Design: Population-based, cross-sectional study.
Participants: Children 30 to 72 months of age in 44 census tracts in Los Angeles County.
Methods: A population-based sample of children underwent comprehensive ophthalmic evaluation including monocular VA testing, cover testing, cycloplegic autorefraction, anterior segment and fundus evaluation, and VA retesting with refractive correction. The prevalence and etiology of decreased VA were determined, for both presenting and best-measured VA, and better eye and worse eye.

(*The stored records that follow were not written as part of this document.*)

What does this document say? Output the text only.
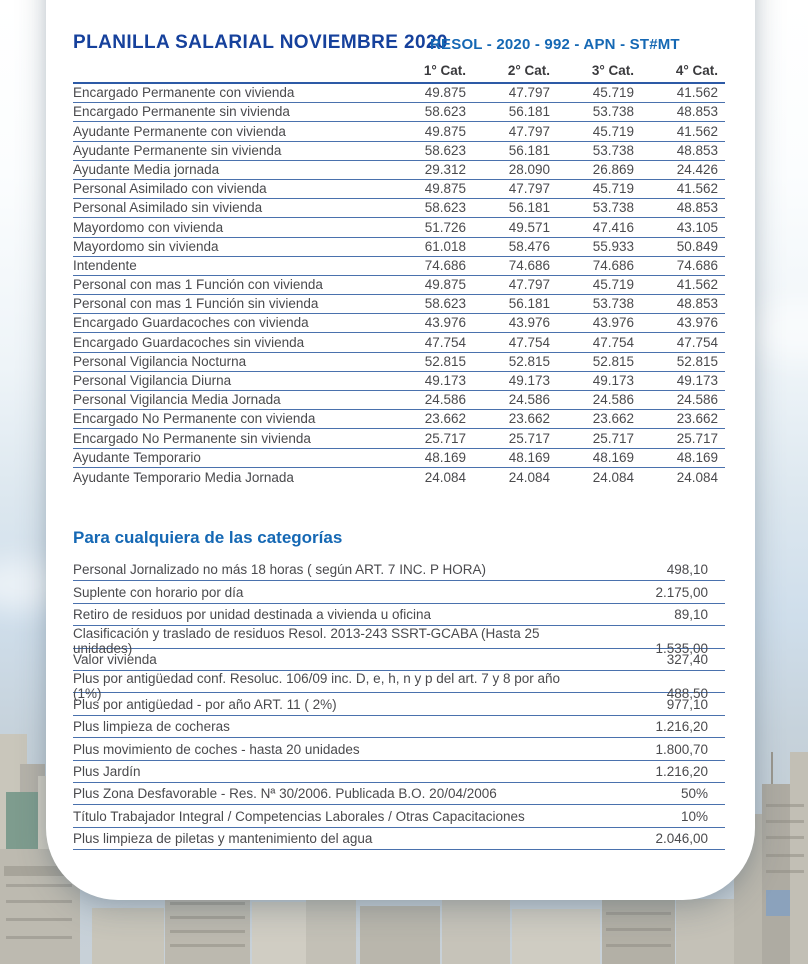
PLANILLA SALARIAL NOVIEMBRE 2020
RESOL - 2020 - 992 - APN - ST#MT
1° Cat.	2° Cat.	3° Cat.	4° Cat.
Encargado Permanente con vivienda	49.875	47.797	45.719	41.562
Encargado Permanente sin vivienda	58.623	56.181	53.738	48.853
Ayudante Permanente con vivienda	49.875	47.797	45.719	41.562
Ayudante Permanente sin vivienda	58.623	56.181	53.738	48.853
Ayudante Media jornada	29.312	28.090	26.869	24.426
Personal Asimilado con vivienda	49.875	47.797	45.719	41.562
Personal Asimilado sin vivienda	58.623	56.181	53.738	48.853
Mayordomo con vivienda	51.726	49.571	47.416	43.105
Mayordomo sin vivienda	61.018	58.476	55.933	50.849
Intendente	74.686	74.686	74.686	74.686
Personal con mas 1 Función con vivienda	49.875	47.797	45.719	41.562
Personal con mas 1 Función sin vivienda	58.623	56.181	53.738	48.853
Encargado Guardacoches con vivienda	43.976	43.976	43.976	43.976
Encargado Guardacoches sin vivienda	47.754	47.754	47.754	47.754
Personal Vigilancia Nocturna	52.815	52.815	52.815	52.815
Personal Vigilancia Diurna	49.173	49.173	49.173	49.173
Personal Vigilancia Media Jornada	24.586	24.586	24.586	24.586
Encargado No Permanente con vivienda	23.662	23.662	23.662	23.662
Encargado No Permanente sin vivienda	25.717	25.717	25.717	25.717
Ayudante Temporario	48.169	48.169	48.169	48.169
Ayudante Temporario Media Jornada	24.084	24.084	24.084	24.084
Para cualquiera de las categorías
Personal Jornalizado no más 18 horas ( según ART. 7 INC. P HORA)	498,10
Suplente con horario por día	2.175,00
Retiro de residuos por unidad destinada a vivienda u oficina	89,10
Clasificación y traslado de residuos Resol. 2013-243 SSRT-GCABA (Hasta 25 unidades)	1.535,00
Valor vivienda	327,40
Plus por antigüedad conf. Resoluc. 106/09 inc. D, e, h, n y p del art. 7 y 8 por año (1%)	488,50
Plus por antigüedad - por año ART. 11 ( 2%)	977,10
Plus limpieza de cocheras	1.216,20
Plus movimiento de coches - hasta 20 unidades	1.800,70
Plus Jardín	1.216,20
Plus Zona Desfavorable - Res. Nª 30/2006. Publicada B.O. 20/04/2006	50%
Título Trabajador Integral / Competencias Laborales / Otras Capacitaciones	10%
Plus limpieza de piletas y mantenimiento del agua	2.046,00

Main outcome measures: Prevalence of decreased presenting and best-measured VA with an identifiable ophthalmic etiology.
Results: Presenting VA was assessed in 3207 children and best-measured VA in 3364 children. Although nearly one third of cases of worse-eye decreased presenting VA were without an identifiable ophthalmic etiology, this proportion decreased with increasing age. Decreased presenting VA that resolved with retesting and was associated with uncorrected refractive error was present in the worse eye of 4.3% of African-American children and 5.3% of Hispanic children, and in the better eye of 1.9% of African-American children and 1.7% of Hispanic children. Decreased best-measured VA that was not immediately correctable with spectacles and that was because of ocular disease, unilateral or bilateral amblyopia, or probable bilateral ametropic amblyopia, was seen in the worse eye of 1.5% of African-American and 1.9% of Hispanic children, and in the better eye of 0.8% of African-American and 0.6% of Hispanic children. Amblyopia related to refractive error was the most common cause.
Conclusions: More than 5% of African-American and Hispanic preschool children in Los Angeles County have either correctable visual impairment from uncorrected refractive error or visual impairment from amblyopia related to refractive error.